Лорд Рэйст жестом велел мне идти за ним. По мраморной лестнице, с которой не так давно меня столкнула графиня Айлин, мы спустились на надземный этаж дворца, по завернутой в тугую каменную спираль – на подземный этаж. Разумеется – где ж еще держать оживших мертвецов, как не в подземелье?

Следуя за Рэйстом, я размышляла: был ли во дворце некий потайной ход? На случай вторжения захватчиков или пожара или бог весть чего еще. Вряд ли бы, конечно, мне позволили бродить здесь одной, но как самый отчаянный вариант сбежать из дворца по потайному ходу вполне годился. Оставалась лишь одна проблема – как снять с запястья проклятый браслет?

Рэйст привел меня в длинную холодную комнату, тут же навеявшую ассоциацию со склепом. И неудивительно: на каменных полках, врезанных прямо в стены подземелья, лежали мертвые человеческие тела.

– Это те, кого нужно воскресить?

Граф помотал головой.

– В этом зале находятся уже воскрешенные. Поэтому и запах здесь вполне терпим.

– Почему же тогда они не шевелятся?

– Они спят, – охотно объяснил Рэйст. – Очень важно не забывать насылать на поднятых мертвецов чары упокоения после того, как они исполнят свой долг – проще говоря, чары, погружающие их в долгий сон. Иначе они могут ожить в самый неподходящий для этого момент и, будучи совершенно бесконтрольными, могут натворить… всякое.

Я все впитывала как губка. Тут же представила, как один из неупокоенных набрасывается на ничего не подозревающего лорда Рэйста, как сворачивает шею и бросает бездыханное тело на холодный пол. Стало чуточку легче.

Долг… Нет у мертвых никакого долга. Если быть точнее, единственный долг мертвецов – лежать в своих гробах и видеть чудесные сны о прошлом. Или не видеть снов. Бродить по Царству Теней в надежде обрести покой и забвение или воссоединиться с родными и близкими. Оживать, теряя разум и чувства, становясь лишь неким подобием себя прежнего; искаженной, уродливой тенью самого себя – не их долг, а навязанная некромагом необходимость.

Я смотрела на графа и отчетливо видела: он даже не понимал, какое творит зло, тревожа покой мертвых. Он искренне верил в то, что совершает благое дело, обеспечивая армию Ареса неупокоенными.

– Так значит, воскрешенные мертвые бессмертны? – будто бы невзначай поинтересовалась я.

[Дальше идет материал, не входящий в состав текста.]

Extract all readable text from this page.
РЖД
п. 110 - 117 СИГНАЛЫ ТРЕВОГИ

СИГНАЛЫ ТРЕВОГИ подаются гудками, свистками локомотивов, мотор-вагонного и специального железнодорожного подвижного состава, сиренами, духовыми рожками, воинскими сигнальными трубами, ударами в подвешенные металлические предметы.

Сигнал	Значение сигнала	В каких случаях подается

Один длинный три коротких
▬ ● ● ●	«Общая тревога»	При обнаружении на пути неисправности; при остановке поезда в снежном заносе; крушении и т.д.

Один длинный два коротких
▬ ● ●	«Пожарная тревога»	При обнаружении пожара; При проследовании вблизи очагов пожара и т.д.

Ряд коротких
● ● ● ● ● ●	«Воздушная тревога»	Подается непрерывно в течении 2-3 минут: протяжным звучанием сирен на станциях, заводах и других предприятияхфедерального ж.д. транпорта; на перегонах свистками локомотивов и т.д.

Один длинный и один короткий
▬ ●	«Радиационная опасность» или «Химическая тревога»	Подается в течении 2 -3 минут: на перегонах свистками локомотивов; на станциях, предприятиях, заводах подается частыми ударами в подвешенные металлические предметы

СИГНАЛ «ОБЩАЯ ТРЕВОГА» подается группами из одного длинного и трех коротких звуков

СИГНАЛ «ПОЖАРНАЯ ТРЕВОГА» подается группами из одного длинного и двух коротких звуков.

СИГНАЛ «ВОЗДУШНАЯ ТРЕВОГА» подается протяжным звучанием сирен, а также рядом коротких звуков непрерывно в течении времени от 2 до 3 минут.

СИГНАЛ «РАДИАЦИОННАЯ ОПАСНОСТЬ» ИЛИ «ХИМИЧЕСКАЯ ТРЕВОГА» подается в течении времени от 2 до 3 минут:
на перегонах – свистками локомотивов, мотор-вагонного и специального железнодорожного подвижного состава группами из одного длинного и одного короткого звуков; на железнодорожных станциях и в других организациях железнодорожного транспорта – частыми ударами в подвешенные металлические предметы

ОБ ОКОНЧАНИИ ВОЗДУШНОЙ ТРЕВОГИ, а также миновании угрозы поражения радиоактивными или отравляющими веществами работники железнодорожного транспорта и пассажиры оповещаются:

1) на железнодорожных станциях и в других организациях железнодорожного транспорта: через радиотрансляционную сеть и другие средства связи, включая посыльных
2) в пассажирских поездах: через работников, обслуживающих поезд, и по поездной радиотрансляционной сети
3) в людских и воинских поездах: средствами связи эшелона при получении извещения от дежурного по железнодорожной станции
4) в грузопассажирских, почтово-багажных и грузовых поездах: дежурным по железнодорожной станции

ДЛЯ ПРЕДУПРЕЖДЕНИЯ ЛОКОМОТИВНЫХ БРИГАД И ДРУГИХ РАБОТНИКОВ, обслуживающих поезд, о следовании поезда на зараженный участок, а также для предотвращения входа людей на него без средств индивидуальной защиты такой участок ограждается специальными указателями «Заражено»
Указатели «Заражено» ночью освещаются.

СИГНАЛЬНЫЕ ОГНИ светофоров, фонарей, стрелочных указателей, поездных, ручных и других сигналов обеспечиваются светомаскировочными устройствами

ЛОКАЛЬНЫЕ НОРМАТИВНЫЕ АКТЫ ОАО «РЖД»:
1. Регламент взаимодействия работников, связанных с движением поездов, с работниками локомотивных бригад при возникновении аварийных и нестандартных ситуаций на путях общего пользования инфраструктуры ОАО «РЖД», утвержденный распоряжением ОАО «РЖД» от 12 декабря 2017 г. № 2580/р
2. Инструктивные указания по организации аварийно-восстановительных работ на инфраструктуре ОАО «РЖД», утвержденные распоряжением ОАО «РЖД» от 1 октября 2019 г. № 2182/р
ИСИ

– Не совсем так. – Лорд Рэйст нахмурился. Казалось, его всерьез беспокоит то, что даже его магия, его – известного на всю Даневию некромага – несовершенна. – Неупокоенных можно… упокоить навсегда, если полностью их опустошить – то есть вытянуть из них магию до капли. Но и сделать это под силу немногим, особенно в самой гуще боя. Я смотрю, тебя всерьез заинтересовала некромагия. – Граф широко ухмыльнулся. Прислонившись плечом к стене, протянул ко мне руку. Широкая ладонь скользнула по моей коже – от плеча до запястья. Коснулась и обхватила талию, властно притягивая меня вперед. Ближе, ближе… К нетерпеливо приоткрывшимся губам, к жадному, полному похоти взгляду.

– Меня всегда интересовала магия смерти, – солгала я, ловко выворачиваясь и обретая блаженную свободу. Приставать ко мне здесь, в этом полном мертвецов подземелье… боги, какая мерзость!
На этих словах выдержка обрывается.